GM to Bring IT Talent-in House, $600M contract with HP at Risk
Auto giant General Motors is one of HP’s biggest clients. The company currently outsources about 90 percent of its IT needs, and its automobile business alone pays Hewlett-Packard $350 million annually. The firms also announced a separate deal in 2010 that is valued at $2 billion, and there’s also a third one on top of that which is worth $600 million. Unfortunately for HP, this latter one might just go down the drain in light of the latest reports.
General Motors is driving away from its IT services deal with HP.
This week GM announced that it will be handling most of its IT in-house within a few years’ time, a transit that will involve the hiring of thousands of new workers. And insiders say that it might just pull the plug on the $600 billion services agreement with Hewlett-Packard because of that.
From Reuters:
“It is unclear how much of the HP agreement would be affected. But the GM contract is one of the bigger contracts at the IT company, one of the sources said, adding that the loss of a significant amount of that business would be a “big deal.”
The sources spoke on condition of anonymity because the details of the arrangement are private.

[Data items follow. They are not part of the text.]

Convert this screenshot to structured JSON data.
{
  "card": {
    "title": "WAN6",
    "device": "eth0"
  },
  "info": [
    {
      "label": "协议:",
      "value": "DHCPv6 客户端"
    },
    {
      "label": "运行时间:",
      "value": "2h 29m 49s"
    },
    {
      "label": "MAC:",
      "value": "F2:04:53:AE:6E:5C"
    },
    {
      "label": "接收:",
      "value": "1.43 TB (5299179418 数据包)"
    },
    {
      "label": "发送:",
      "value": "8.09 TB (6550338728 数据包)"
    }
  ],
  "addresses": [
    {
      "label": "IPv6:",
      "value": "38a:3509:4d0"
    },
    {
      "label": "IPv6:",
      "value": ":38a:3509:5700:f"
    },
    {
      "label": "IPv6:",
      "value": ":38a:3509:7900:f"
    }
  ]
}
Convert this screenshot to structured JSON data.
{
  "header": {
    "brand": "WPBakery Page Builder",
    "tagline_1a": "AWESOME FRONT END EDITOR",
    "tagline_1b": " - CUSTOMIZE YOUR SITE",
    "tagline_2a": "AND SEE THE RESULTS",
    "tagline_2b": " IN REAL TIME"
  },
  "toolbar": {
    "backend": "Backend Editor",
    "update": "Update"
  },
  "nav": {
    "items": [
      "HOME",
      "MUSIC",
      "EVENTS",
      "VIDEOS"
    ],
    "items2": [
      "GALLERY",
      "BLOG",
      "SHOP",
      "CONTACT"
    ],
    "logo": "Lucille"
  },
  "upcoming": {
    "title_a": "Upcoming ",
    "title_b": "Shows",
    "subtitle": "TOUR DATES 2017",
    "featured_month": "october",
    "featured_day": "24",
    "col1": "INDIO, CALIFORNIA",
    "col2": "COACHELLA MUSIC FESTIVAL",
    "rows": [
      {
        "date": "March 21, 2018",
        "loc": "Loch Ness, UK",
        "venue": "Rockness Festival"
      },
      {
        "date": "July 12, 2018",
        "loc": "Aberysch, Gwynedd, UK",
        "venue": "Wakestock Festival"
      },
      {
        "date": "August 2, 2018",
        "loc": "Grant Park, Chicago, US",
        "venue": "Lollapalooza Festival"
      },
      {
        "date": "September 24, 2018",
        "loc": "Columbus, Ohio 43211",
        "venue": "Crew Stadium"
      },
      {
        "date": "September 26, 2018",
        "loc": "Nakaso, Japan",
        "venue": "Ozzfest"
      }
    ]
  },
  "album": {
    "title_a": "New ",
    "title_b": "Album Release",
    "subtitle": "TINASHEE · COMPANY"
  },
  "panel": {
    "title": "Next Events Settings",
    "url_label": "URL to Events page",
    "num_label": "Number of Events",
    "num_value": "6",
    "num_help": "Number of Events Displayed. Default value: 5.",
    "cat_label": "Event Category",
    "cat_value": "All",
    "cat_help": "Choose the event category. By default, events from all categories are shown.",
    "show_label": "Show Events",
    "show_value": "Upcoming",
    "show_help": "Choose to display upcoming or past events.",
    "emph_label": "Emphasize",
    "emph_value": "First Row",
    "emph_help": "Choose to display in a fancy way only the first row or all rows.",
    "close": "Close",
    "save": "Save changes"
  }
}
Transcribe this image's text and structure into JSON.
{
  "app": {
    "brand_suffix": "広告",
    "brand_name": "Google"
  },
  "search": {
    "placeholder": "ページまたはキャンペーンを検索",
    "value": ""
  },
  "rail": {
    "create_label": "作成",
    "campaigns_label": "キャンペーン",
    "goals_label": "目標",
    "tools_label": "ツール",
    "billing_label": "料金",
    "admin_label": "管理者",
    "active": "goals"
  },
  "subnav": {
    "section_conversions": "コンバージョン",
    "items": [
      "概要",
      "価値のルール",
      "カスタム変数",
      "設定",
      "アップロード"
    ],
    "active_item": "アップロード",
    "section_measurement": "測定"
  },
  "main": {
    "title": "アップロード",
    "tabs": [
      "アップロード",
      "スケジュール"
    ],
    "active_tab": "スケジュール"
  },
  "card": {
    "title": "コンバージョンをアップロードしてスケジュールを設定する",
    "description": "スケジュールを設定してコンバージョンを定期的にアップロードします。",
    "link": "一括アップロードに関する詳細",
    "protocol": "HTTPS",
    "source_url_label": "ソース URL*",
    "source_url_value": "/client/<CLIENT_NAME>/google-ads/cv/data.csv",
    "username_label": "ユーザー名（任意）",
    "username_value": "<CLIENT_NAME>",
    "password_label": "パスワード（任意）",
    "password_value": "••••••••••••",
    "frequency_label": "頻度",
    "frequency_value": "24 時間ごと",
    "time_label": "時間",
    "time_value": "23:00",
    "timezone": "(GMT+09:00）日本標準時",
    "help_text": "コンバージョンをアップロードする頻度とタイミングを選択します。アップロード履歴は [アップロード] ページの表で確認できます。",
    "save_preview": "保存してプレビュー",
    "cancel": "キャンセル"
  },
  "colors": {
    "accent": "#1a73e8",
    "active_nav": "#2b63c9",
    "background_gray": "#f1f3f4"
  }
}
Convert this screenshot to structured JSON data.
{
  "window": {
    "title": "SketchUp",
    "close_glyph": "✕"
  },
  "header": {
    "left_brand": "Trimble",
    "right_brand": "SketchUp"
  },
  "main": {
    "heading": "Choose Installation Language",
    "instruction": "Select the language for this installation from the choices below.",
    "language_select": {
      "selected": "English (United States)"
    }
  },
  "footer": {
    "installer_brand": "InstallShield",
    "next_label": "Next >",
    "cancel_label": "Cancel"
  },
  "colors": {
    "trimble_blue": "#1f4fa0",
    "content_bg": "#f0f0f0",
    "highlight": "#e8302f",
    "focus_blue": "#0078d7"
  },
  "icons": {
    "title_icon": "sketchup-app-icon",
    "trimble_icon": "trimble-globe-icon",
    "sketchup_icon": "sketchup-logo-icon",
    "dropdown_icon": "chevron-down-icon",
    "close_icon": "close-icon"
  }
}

HP and GM both declined to comment.”
Hewlett-Packard’s services business accounts for $36 billion in revenue, which on the surface dwarfs any amount of money that the vendor could lose over GM’s latest internal change. But the car maker has been a key HP client for the past 25 years.
Previously HP extended its long time partnership with Turnkey to enterprise software testing. The two will offer updated versions of HP’s Application Lifecycle Management and HP Quality Center solutions.